Possibly. But how often do you need to access you QFF account whilst overseas?

It's no different to bank authentication when overseas.

 

[snabbu]

TFA for airlines makes no sense to me. Just increase the complexity requirements of the password, problem solved.

 

[RichardMEL]

Given many members are always overseas travelling, SMS isn't the brightest idea.

Well maybe they will offer an alternative method.

I know some sites have things like security questions to authenticate browsers/devices and the like. We'll just have to wait and see I guess

Given it seems that it's only going to be for some functions, like probably award bookings or any points transactions rather than just looking at the balance maybe it won't be so onerous. Plus one presumes the app will be integrated better to, for example, provide a degree of trust on the users device (which I know is a pro as well as a con)

any move to improve security of accounts is a plus.

 

[opusman]

About time they did something to improve security, but SMS is not ideal given people are often overseas. There are better ways (e.g. authenticator apps).

 

[ajd]

TFA for airlines makes no sense to me. Just increase the complexity requirements of the password, problem solved.

Increasing password length etc is probably a good idea, but it addresses a very different set of security risks from 2FA.

I would agree with with opusman's suggestion of using an authenticator app, at least as an additional option. They could also potentially consider an emailed security code or login link (which quite a few sites like Steam use) to address some of the issues of SMS while roaming.

 

[Daver6]

TFA for airlines makes no sense to me. Just increase the complexity requirements of the password, problem solved.

Not at all. While 4 digits is a joke, 2FA solves a different problem.

If they use Google authenticator it gets around the roaming overseas issue.

 

[Bundy Bear]

Possibly. But how often do you need to access you QFF account whilst overseas?

It's no different to bank authentication when overseas.

Its when you are overseas and something goes wrong that you want access to the account.

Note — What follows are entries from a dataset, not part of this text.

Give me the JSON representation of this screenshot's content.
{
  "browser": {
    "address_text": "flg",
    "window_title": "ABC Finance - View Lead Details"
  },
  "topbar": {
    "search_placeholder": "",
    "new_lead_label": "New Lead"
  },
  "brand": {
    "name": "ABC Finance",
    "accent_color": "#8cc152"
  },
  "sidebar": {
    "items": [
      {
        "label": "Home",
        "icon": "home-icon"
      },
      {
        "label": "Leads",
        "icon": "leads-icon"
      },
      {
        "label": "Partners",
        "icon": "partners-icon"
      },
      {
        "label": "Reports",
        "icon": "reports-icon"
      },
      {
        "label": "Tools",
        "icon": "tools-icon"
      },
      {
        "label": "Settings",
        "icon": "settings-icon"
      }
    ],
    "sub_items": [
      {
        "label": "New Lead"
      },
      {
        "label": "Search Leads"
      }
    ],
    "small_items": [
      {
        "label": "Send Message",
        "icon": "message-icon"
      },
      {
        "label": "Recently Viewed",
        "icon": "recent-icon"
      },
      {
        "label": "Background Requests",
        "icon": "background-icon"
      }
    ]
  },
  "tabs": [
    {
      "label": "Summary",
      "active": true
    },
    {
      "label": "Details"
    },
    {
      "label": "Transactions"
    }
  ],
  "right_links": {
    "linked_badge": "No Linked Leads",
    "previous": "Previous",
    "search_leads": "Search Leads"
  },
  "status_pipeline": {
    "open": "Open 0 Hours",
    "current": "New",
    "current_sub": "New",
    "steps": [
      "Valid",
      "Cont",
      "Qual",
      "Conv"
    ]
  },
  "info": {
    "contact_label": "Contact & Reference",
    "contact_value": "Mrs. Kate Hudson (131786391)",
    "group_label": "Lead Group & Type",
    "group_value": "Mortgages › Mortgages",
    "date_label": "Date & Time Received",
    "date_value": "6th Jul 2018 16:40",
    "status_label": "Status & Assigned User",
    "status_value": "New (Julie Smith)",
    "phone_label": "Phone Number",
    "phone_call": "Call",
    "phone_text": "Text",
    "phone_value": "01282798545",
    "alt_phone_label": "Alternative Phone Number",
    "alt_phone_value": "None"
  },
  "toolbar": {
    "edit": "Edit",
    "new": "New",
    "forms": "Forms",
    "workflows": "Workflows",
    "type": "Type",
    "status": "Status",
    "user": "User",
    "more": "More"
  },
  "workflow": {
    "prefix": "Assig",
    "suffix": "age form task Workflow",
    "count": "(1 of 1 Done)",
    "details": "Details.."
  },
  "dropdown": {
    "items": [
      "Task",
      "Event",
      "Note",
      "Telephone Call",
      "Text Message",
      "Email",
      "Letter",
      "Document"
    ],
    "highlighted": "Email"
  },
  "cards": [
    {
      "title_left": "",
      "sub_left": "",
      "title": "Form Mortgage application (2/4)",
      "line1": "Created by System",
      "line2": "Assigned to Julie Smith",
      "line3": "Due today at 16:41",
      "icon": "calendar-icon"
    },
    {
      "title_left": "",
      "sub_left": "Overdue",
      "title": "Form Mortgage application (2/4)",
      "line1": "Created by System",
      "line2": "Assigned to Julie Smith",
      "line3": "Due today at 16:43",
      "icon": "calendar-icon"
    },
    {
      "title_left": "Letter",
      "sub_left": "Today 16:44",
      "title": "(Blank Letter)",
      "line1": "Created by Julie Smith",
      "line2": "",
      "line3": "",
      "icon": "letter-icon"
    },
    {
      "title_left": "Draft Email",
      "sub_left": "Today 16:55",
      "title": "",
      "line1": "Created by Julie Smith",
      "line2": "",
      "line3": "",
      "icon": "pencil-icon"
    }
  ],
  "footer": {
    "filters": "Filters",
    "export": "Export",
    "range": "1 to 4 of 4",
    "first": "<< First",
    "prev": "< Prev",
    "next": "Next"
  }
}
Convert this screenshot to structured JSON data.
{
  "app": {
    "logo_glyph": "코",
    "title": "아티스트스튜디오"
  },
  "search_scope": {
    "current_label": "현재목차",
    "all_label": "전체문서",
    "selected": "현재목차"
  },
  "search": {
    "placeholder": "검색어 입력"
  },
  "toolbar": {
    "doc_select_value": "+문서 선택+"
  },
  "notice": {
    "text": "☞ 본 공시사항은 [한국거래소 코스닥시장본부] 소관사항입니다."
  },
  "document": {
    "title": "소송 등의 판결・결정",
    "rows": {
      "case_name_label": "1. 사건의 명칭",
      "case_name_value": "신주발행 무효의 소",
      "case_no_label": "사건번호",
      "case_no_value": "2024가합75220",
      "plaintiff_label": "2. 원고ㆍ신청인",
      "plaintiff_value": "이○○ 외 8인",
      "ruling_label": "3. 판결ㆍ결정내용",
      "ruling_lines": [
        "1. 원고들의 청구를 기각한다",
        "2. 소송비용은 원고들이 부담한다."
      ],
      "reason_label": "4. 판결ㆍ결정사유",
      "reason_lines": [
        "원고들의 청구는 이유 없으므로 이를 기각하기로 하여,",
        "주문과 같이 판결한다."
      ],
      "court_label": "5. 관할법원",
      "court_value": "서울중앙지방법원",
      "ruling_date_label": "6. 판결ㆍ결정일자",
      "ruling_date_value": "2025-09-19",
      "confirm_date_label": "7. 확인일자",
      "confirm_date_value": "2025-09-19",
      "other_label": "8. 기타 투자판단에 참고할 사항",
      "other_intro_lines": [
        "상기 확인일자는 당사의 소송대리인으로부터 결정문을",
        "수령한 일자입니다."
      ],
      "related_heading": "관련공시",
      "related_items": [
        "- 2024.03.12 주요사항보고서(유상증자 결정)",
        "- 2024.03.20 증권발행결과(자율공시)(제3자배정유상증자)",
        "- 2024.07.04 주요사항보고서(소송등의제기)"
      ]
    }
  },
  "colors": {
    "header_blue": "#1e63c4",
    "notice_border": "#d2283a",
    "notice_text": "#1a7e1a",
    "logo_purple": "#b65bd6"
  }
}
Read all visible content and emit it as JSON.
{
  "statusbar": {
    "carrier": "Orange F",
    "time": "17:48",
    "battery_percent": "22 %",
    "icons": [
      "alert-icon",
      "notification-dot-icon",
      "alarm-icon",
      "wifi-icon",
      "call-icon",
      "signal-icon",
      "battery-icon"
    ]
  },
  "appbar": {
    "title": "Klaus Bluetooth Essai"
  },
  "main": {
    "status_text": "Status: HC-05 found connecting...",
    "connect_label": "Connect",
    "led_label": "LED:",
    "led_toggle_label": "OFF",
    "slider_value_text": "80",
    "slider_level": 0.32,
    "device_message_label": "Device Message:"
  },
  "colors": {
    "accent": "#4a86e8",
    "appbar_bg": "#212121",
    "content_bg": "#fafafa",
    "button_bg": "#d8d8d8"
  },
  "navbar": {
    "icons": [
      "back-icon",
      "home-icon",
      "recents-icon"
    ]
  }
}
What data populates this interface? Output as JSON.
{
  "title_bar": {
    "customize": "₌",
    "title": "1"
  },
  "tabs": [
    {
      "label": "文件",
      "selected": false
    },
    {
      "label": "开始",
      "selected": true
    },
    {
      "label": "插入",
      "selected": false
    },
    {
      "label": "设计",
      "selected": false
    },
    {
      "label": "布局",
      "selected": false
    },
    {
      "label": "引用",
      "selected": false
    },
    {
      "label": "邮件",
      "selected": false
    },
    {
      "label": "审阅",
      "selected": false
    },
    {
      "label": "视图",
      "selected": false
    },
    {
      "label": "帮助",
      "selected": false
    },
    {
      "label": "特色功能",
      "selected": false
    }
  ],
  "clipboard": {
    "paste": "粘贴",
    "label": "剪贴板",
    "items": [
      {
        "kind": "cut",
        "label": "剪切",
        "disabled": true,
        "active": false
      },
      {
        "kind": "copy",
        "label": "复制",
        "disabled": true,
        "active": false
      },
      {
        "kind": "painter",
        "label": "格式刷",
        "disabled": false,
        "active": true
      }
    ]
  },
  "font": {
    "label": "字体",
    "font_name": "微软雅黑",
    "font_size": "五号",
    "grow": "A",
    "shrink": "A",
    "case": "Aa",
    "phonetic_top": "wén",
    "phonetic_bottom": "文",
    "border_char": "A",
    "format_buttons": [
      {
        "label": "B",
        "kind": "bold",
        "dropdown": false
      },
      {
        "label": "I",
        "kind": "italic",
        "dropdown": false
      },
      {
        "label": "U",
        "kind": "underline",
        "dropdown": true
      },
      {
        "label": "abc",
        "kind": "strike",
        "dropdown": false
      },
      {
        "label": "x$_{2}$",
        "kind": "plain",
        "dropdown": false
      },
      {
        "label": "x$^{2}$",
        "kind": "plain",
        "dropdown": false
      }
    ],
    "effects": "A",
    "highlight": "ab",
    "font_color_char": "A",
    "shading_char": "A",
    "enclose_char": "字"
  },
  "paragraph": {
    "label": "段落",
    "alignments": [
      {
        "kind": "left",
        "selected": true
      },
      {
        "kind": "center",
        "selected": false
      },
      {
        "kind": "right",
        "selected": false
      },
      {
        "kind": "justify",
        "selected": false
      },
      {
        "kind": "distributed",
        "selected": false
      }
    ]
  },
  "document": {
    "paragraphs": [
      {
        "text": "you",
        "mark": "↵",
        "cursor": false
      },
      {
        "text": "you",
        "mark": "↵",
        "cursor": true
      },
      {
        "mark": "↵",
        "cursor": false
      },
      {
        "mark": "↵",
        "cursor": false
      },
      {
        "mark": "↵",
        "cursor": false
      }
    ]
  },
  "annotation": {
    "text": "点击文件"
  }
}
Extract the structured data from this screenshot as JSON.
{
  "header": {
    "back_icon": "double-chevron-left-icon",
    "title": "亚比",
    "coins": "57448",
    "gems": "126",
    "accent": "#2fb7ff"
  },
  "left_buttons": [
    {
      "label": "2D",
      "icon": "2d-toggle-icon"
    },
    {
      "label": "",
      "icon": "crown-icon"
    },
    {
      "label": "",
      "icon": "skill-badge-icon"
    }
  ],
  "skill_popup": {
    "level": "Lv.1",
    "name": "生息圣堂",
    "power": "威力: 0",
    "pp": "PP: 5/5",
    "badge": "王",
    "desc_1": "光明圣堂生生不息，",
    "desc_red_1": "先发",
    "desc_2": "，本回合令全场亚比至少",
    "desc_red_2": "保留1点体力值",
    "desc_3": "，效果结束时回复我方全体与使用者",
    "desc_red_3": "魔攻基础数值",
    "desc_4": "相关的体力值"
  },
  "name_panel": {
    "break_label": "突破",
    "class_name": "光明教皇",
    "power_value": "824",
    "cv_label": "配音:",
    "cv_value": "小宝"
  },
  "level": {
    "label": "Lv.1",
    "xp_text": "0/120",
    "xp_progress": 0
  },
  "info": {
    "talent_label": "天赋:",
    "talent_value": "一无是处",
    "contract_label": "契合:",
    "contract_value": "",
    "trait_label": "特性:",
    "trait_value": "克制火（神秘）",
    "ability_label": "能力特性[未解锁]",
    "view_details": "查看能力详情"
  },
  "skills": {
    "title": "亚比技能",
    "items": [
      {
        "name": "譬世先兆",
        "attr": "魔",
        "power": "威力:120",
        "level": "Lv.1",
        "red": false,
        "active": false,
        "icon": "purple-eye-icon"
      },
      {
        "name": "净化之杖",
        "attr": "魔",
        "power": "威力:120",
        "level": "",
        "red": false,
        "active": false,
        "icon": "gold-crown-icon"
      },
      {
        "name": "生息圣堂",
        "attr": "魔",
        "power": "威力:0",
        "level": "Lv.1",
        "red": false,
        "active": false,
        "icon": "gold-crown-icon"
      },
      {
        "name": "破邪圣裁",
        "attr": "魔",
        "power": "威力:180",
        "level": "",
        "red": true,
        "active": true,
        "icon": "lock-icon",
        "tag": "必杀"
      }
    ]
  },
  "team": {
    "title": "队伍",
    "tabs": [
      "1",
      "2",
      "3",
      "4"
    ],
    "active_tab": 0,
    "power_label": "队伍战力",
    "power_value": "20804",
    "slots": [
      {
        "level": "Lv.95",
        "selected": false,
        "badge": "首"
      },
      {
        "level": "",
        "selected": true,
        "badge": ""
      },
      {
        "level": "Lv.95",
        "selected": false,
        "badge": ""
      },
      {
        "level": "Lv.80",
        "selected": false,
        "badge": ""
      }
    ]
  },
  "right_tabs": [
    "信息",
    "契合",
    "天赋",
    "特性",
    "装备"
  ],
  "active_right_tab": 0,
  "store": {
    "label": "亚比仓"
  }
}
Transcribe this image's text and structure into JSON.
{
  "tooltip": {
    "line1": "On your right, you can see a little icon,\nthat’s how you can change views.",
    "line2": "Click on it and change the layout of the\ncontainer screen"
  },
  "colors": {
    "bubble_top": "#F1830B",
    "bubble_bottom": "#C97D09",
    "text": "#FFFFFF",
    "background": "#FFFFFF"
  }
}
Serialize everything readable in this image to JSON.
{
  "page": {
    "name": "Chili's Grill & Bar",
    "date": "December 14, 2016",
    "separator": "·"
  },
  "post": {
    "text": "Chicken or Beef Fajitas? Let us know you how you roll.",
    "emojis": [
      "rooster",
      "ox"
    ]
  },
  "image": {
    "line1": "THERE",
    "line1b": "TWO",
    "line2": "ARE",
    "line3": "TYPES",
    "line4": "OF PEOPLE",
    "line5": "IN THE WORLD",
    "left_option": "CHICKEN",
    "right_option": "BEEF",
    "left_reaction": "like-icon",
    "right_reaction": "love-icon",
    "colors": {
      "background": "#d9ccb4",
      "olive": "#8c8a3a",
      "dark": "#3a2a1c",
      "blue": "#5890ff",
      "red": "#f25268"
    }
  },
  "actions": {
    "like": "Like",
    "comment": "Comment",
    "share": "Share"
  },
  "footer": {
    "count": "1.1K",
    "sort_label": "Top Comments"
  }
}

SMS won't work for some people especially in another country where your number that you have registered with doesn't work.

 

[breakNegg]

I reckon its a great idea but Options should be supplied to suit the user

 

[dajop]

The other question is will it support overseas registered mobiles. One assumes it must as membership is diverse.

 

[Daver6]

There is much more to 2FA than sending a code via SMS. As I previously mentioned, Google authenticator is one such option. Every 60 seconds it creates a new 6 digit code. No internet connection required for this.

 

[Vic]

should match the banks - code for payment - sms code to use points. Then account can be accessed without code while overseas.

 

[zig]

I'm definitely in favour of increasing password complexity, but am not a fan of the sms code option. I hope they come up with another option.

 

[Hvr]

My Yahoo mail has 2FA when used from a new Internet address. I can choose to receive an SMS code or a code via another email address.

Works for me.

 

[mviy]

I would need an authenticator app option. My phone doesn't roam whilst overseas.

Two-factor authentication will make improving seat selection for family members that much more difficult.

 

[Sdtravel]

Sign me up now!!

Could be email or something with the qantas app.

My Microsoft account asks me for my back up email address and only hints part of it eg sd****@gm***.com and then sends a code to that. Although that also creates a loop or logging into other accounts overseas.
I use DUO for work for all my 2fa. Can do either push notifications, code from the app, sms or call me and dictate the code. The service costs but the code and push notifications are something that could work.
But works just as google authentication.

 

[trippin_the_rift]

Possibly. But how often do you need to access you QFF account whilst overseas?

It's no different to bank authentication when overseas.

More than you might think!

Bank auth while overseas isn't the best experience. I don't know about you but I have about 10 of those tokens. One recently had the battery die. It sucks.